Queen Bee

“Do you view her as competition?”

I was asked this a few months ago with regard to my second mate, and I was caught off guard. Not because I could ostensibly feel that way about another woman on the boat (I might have felt that way years ago, before I decided to stop feeling that way), but because someone would want to know if it was true; not only that: they expected it to be true. Do women who work in a field dominated by men sometimes feel threatened by other women arriving on the scene? Yes, it happens, more than I care to admit. It may be residual of the tokenism of a bygone era, the sentiment that women are such a rarity that the guys should only really be expected to handle one at a time, that she’s the ship’s “mascot”, not a legitimate team member. Such a view is ludicrous in this day and age, but I still see it happening from time to time.

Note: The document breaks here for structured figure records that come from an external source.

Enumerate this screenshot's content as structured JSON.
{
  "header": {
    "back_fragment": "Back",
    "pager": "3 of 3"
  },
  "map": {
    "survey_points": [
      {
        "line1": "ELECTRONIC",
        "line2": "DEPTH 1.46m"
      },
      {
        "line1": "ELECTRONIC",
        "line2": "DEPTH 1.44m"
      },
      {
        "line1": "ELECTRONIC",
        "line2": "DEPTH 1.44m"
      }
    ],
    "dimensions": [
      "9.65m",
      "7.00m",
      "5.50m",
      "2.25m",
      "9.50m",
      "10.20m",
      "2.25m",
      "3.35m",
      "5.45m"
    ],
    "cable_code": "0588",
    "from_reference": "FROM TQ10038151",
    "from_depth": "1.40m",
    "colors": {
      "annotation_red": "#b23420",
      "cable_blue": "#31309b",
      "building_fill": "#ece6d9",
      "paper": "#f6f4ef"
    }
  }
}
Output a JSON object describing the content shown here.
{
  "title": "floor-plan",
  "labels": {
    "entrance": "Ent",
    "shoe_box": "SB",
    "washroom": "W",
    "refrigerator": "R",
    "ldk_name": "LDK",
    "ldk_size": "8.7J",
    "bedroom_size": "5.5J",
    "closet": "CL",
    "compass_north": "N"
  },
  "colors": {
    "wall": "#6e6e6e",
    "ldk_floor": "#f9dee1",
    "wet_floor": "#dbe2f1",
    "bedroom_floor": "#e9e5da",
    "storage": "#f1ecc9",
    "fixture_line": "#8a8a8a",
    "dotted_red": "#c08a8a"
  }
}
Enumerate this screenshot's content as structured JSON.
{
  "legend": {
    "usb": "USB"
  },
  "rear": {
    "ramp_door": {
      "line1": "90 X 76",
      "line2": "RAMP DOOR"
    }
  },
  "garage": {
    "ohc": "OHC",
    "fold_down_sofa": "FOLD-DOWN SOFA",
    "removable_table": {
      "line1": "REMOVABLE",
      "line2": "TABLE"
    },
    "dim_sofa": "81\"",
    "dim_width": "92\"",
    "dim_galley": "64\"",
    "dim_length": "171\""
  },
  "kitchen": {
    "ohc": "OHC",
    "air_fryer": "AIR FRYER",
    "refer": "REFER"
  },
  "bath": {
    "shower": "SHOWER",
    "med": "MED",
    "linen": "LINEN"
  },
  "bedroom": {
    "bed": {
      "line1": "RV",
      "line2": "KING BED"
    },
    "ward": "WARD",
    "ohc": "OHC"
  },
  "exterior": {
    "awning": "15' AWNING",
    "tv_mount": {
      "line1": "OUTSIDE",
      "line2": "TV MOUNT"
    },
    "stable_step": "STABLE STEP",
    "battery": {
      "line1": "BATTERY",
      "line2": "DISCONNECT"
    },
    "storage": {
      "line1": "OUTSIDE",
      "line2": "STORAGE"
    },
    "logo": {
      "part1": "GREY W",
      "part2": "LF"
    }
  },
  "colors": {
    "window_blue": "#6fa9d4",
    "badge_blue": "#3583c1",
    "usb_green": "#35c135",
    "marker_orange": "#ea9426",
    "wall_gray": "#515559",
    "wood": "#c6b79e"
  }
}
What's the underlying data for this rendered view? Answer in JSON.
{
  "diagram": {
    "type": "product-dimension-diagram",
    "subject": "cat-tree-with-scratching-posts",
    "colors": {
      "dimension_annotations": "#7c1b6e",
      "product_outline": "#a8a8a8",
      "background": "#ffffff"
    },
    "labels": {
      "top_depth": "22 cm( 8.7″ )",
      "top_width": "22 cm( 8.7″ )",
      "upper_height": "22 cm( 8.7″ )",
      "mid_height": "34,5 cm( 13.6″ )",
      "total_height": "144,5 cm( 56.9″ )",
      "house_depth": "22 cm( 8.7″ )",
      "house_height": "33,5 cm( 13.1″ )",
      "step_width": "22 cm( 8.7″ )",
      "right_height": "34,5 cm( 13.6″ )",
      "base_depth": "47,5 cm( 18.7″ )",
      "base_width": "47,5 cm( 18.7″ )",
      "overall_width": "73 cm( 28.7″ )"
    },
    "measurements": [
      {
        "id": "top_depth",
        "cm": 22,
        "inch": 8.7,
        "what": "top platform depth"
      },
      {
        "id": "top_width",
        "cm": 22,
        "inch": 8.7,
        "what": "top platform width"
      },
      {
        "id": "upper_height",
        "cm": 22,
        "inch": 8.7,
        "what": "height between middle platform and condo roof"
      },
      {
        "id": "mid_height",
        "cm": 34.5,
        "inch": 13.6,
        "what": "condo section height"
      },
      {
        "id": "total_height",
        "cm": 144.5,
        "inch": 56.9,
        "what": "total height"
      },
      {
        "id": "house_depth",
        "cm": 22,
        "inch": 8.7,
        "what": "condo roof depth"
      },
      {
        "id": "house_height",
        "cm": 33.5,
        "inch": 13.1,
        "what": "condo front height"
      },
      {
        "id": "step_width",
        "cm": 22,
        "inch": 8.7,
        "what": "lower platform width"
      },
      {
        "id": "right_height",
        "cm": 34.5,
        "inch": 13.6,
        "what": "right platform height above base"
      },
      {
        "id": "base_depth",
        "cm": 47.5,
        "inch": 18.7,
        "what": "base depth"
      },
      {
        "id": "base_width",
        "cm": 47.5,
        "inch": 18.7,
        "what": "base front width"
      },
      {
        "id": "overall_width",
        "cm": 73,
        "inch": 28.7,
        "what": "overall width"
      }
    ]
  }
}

I’ve seen a lot of men in the maritime industry encourage Queen Bee behavior. Let’s face it: people (especially sailors) love a catfight. Drama is entertaining, it makes things interesting. It’s no fun when everyone is happy and getting along. It seems to me that people aren’t comfortable with the idea of women who work together in a male-dominated workplace actually liking each other. It makes more sense to them to see us battling amongst ourselves for status, rather than advocating for each other. In turn, this historically has led to women internalizing their perceived inferiority and feeling pressured to cast a shadow over the other women in their workplace; to feel threatened by others’ success – as if it somehow diminishes their own – to sabotage others in order to protect their “territory” or their unique status as the lone woman of the group, one of the guys, because those traits are somehow more valuable to society. I’ve witnessed women bad-mouthing other women in the workplace, echoing the sexist beliefs of the men in the room to gain legitimacy.

I reject this behavior.

I read Sheryl Sandberg’s book Lean In the same month it was released. It quickly became my reference for navigating just about everything career-related, and put into words so many things I had seen and felt but hadn’t been able to articulate. One of the things I was introduced to was Queen Bee syndrome; the phenomenon that manifests itself when the presence of another woman in the room signals a threat or competition, rather than a friend or ally, and sets us up to work against each other for recognition or credibility. This is such a huge waste of our energy. I was shocked, and somewhat ashamed, when I read about this and realized it was true, and that I was perpetrating it. I knew those twinges of jealousy in the classroom when another girl came around and I was no longer the only one in a roomful of men. Did she steal my spotlight, my voice? Not really. But I was afraid she would. I was one of the boys, I was special. I didn’t want that to change. But when I finally realized how exhausting it was to maintain this stance, I started to understand how much better off I would be, how I could improve the lives of others, if I made the conscious decision to encourage and champion my peers, to offer them my support and guidance, rather than diminish them.

It’s changed my life for the better, and I encourage women and men in the industry all the time to recognize this behavior and try to change it. Valdez is a unique place, in that there is at least one woman on almost every boat in the Crowley fleet here. It’s a breath of fresh air to feel a sisterly kinship with the people I work with. This trend gives me hope that we can focus our energy on helping each other out, and I’m convinced we will all benefit as a result.